How to Implement Logistic Regression as a Neural Network From Scratch

Logistic regression algorithm is a machine learning algorithm used for classifying tasks. Here’s how to create a neural network logistic regression with sample code. 

Written by Saransh Chopra
Published on Jul. 22, 2025
Machine learning engineer working on code
Image: Shutterstock / Built In
Brand Studio Logo
Summary: Logistic regression can be implemented as a single-neuron neural network using a sigmoid activation function, binary cross-entropy loss, and gradient descent. Efficiency is achieved through vectorization with NumPy, enabling fast, loop-free computations.

Logistic regression is a classic machine learning algorithm used for classifying tasks. Mathematically, the logistic regression algorithm can be derived as a special case of the classical neural network algorithm used in deep learning. That is, if we shrink down a classical neural network to just one neuron, we get the logistic regression algorithm. 

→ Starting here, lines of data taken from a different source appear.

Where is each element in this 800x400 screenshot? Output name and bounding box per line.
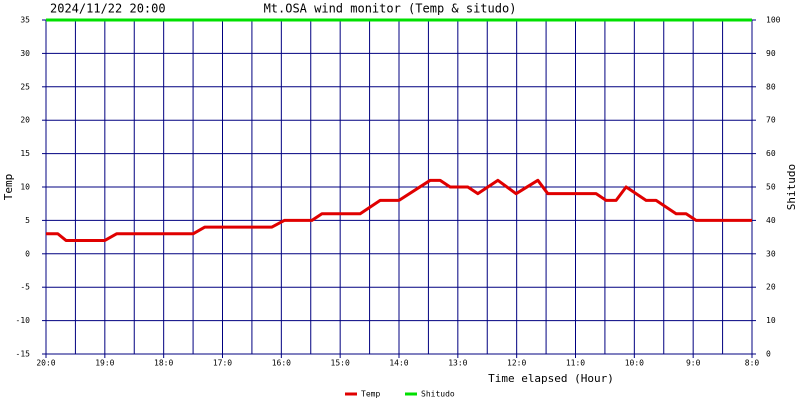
y2-tick-label: 20 [766, 283, 776, 292]
y2-tick-label: 80 [766, 82, 776, 91]
y-tick-label: 0 [25, 249, 30, 258]
y2-tick-label: 60 [766, 149, 776, 158]
y-tick-label: 10 [20, 183, 30, 192]
y2-tick-label: 30 [766, 249, 776, 258]
x-tick-label: 19:0 [95, 359, 114, 368]
y-tick-label: -5 [20, 283, 30, 292]
y-tick-label: 30 [20, 49, 30, 58]
x-tick-label: 9:0 [686, 359, 701, 368]
x-tick-label: 8:0 [745, 359, 760, 368]
y2-tick-label: 40 [766, 216, 776, 225]
x-tick-label: 11:0 [566, 359, 585, 368]
y2-axis-label: Shitudo [785, 164, 798, 210]
timestamp: 2024/11/22 20:00 [50, 2, 166, 16]
y2-tick-label: 10 [766, 316, 776, 325]
x-tick-label: 12:0 [507, 359, 526, 368]
y2-tick-label: 70 [766, 116, 776, 125]
y-tick-label: 35 [20, 16, 30, 25]
y-tick-label: 5 [25, 216, 30, 225]
legend-label: Shitudo [421, 390, 455, 399]
series-line [46, 178, 752, 242]
y-tick-label: 25 [20, 82, 30, 91]
y-tick-label: -15 [16, 350, 31, 359]
chart-title: Mt.OSA wind monitor (Temp & situdo) [264, 2, 517, 16]
y2-tick-label: 50 [766, 183, 776, 192]
y-tick-label: -10 [16, 316, 31, 325]
x-tick-label: 15:0 [331, 359, 350, 368]
y2-tick-label: 90 [766, 49, 776, 58]
y-tick-label: 20 [20, 116, 30, 125]
y-axis-label: Temp [2, 174, 15, 201]
legend-label: Temp [361, 390, 380, 399]
x-tick-label: 10:0 [625, 359, 644, 368]
y2-tick-label: 100 [766, 16, 781, 25]
x-tick-label: 20:0 [36, 359, 55, 368]
x-axis-label: Time elapsed (Hour) [488, 372, 614, 385]
x-tick-label: 17:0 [213, 359, 232, 368]
x-tick-label: 16:0 [272, 359, 291, 368]
y2-tick-label: 0 [766, 350, 771, 359]
y-tick-label: 15 [20, 149, 30, 158]
x-tick-label: 14:0 [389, 359, 408, 368]
x-tick-label: 18:0 [154, 359, 173, 368]
x-tick-label: 13:0 [448, 359, 467, 368]
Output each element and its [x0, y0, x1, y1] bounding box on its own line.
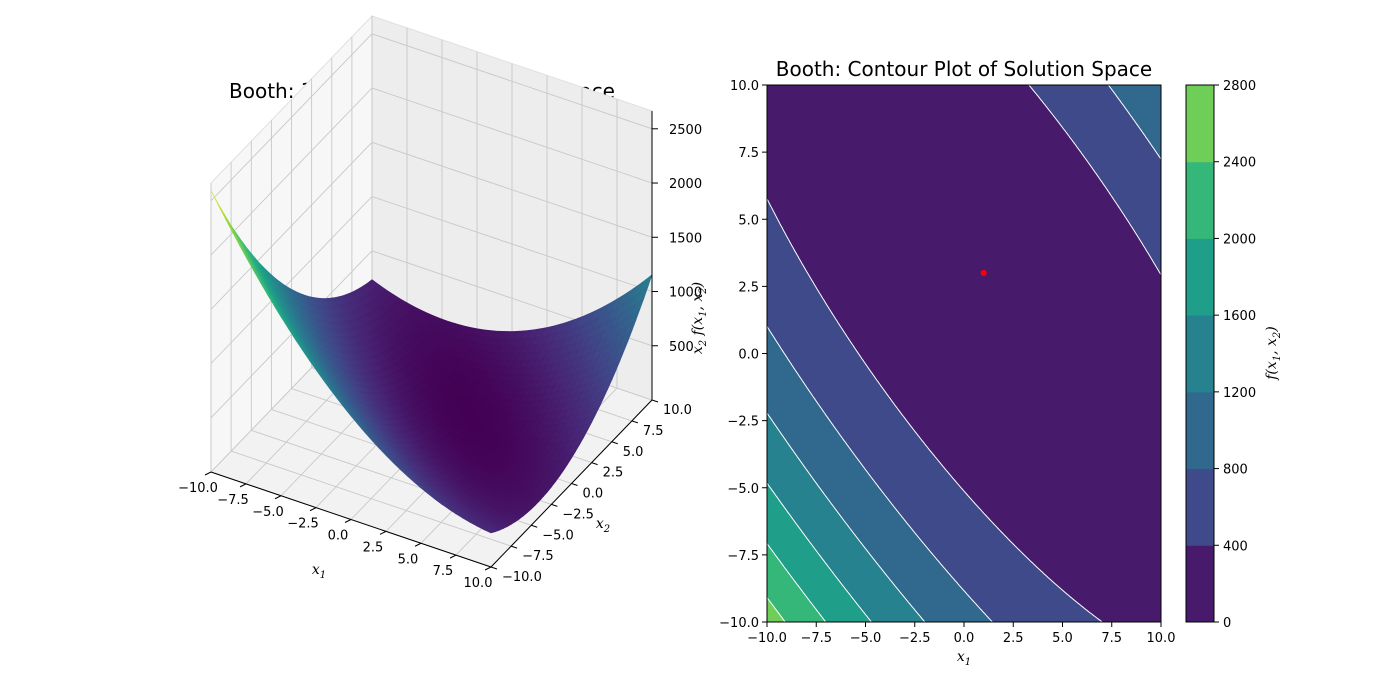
x-tick-label: −10.0 — [178, 481, 218, 496]
z-tick-label: 1500 — [669, 231, 702, 246]
contour-plot: Booth: Contour Plot of Solution Space −1… — [719, 57, 1283, 668]
colorbar-segment — [1186, 161, 1214, 239]
contour-ticks: −10.0 −7.5 −5.0 −2.5 0.0 2.5 5.0 7.5 10.0 −10.0 −7… — [719, 79, 1175, 646]
colorbar-label: f(x1, x2) — [1264, 326, 1283, 381]
contour-y-tick-label: 2.5 — [738, 280, 759, 295]
contour-x-tick-label: 7.5 — [1101, 631, 1122, 646]
y-tick-label: −7.5 — [522, 549, 554, 564]
z-tick-label: 500 — [669, 340, 694, 355]
contour-line — [767, 197, 1103, 622]
colorbar-tick-label: 800 — [1223, 463, 1248, 478]
colorbar-segment — [1186, 545, 1214, 623]
x-tick-label: 5.0 — [398, 552, 419, 567]
contour-x-tick-label: −7.5 — [800, 631, 832, 646]
minimum-marker — [980, 269, 987, 276]
x-tick-label: 0.0 — [328, 529, 349, 544]
contour-line — [1028, 85, 1161, 276]
contour-x-tick-label: 0.0 — [954, 631, 975, 646]
contour-y-tick-label: 0.0 — [738, 348, 759, 363]
axis-ticks: −10.0−7.5−5.0−2.50.02.55.07.510.0 −10.0−7… — [178, 123, 702, 591]
contour-fill — [767, 85, 1161, 622]
contour-x-tick-label: −5.0 — [850, 631, 882, 646]
y-tick-label: 0.0 — [583, 487, 604, 502]
colorbar-tick-label: 1200 — [1223, 386, 1256, 401]
colorbar-segment — [1186, 391, 1214, 470]
contour-y-tick-label: −5.0 — [727, 482, 759, 497]
contour-y-tick-label: 10.0 — [730, 79, 759, 94]
contour-y-tick-label: 7.5 — [738, 146, 759, 161]
y-tick-label: −5.0 — [542, 528, 574, 543]
contour-y-tick-label: −2.5 — [727, 415, 759, 430]
x-tick-label: −7.5 — [217, 493, 249, 508]
z-tick-label: 1000 — [669, 286, 702, 301]
y-tick-label: −10.0 — [502, 570, 542, 585]
x-tick-label: 7.5 — [433, 564, 454, 579]
contour-x-tick-label: −2.5 — [899, 631, 931, 646]
contour-line — [767, 412, 926, 622]
contour-y-tick-label: −7.5 — [727, 549, 759, 564]
contour-line — [767, 325, 993, 622]
y-tick-label: 2.5 — [603, 466, 624, 481]
contour-x-tick-label: −10.0 — [747, 631, 787, 646]
contour-y-tick-label: 5.0 — [738, 213, 759, 228]
contour-x-tick-label: 2.5 — [1003, 631, 1024, 646]
colorbar-tick-label: 400 — [1223, 539, 1248, 554]
contour-x-tick-label: 5.0 — [1052, 631, 1073, 646]
colorbar: 0 400 800 1200 1600 2000 2400 2800 — [1185, 79, 1256, 631]
contour-line — [767, 482, 872, 622]
colorbar-segment — [1186, 468, 1214, 546]
colorbar-tick-label: 1600 — [1223, 309, 1256, 324]
contour-x-tick-label: 10.0 — [1147, 631, 1176, 646]
contour-lines — [767, 85, 1161, 622]
y-tick-label: 5.0 — [623, 445, 644, 460]
x-tick-label: −5.0 — [252, 505, 284, 520]
colorbar-segment — [1186, 238, 1214, 316]
z-tick-label: 2500 — [669, 123, 702, 138]
x-tick-label: −2.5 — [287, 517, 319, 532]
colorbar-segment — [1186, 85, 1214, 163]
z-axis-label: x2 f(x1, x2) — [690, 282, 709, 354]
contour-plot-title: Booth: Contour Plot of Solution Space — [776, 57, 1152, 81]
colorbar-tick-label: 2800 — [1223, 79, 1256, 94]
y-tick-label: 10.0 — [663, 403, 692, 418]
surface-mesh — [210, 190, 653, 534]
x-tick-label: 10.0 — [464, 576, 493, 591]
colorbar-tick-label: 2400 — [1223, 156, 1256, 171]
surface-facet — [483, 528, 496, 534]
colorbar-tick-label: 0 — [1223, 616, 1231, 631]
x-tick-label: 2.5 — [363, 540, 384, 555]
contour-y-tick-label: −10.0 — [719, 616, 759, 631]
z-tick-label: 2000 — [669, 177, 702, 192]
surface-3d-plot: Booth: 3D Projection of Solution Space −… — [178, 14, 709, 591]
y-tick-label: 7.5 — [643, 424, 664, 439]
y-tick-label: −2.5 — [562, 507, 594, 522]
colorbar-segment — [1186, 315, 1214, 393]
colorbar-tick-label: 2000 — [1223, 232, 1256, 247]
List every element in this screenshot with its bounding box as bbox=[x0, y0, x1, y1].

4 Steps to Create Neural Network Logistic Regression Code

  1. Create the Sigmoid function.
  2. Build the class.
  3. Fit the data.
  4. Create a predict method.

In the following post, we’ll explore how we can view the logistic regression algorithm as a one neuron neural network, write code for the same, and finally, ensure that our code is optimized (or vectorized).

 

Understanding the Mathematics Behind a Logistic Regression Algorithm as a Neural Network

There are three parts to the mathematics behind a logistic regression algorithm. Here's how it works:

Logistic Regression Algorithm Mathematics

We start by writing down the algorithm’s mathematics and defining a linear function with random weights equal to the number of features provided, and a bias to fit onto our data. This can be thought of as fitting a straight line on our data if the number of features (x) is one.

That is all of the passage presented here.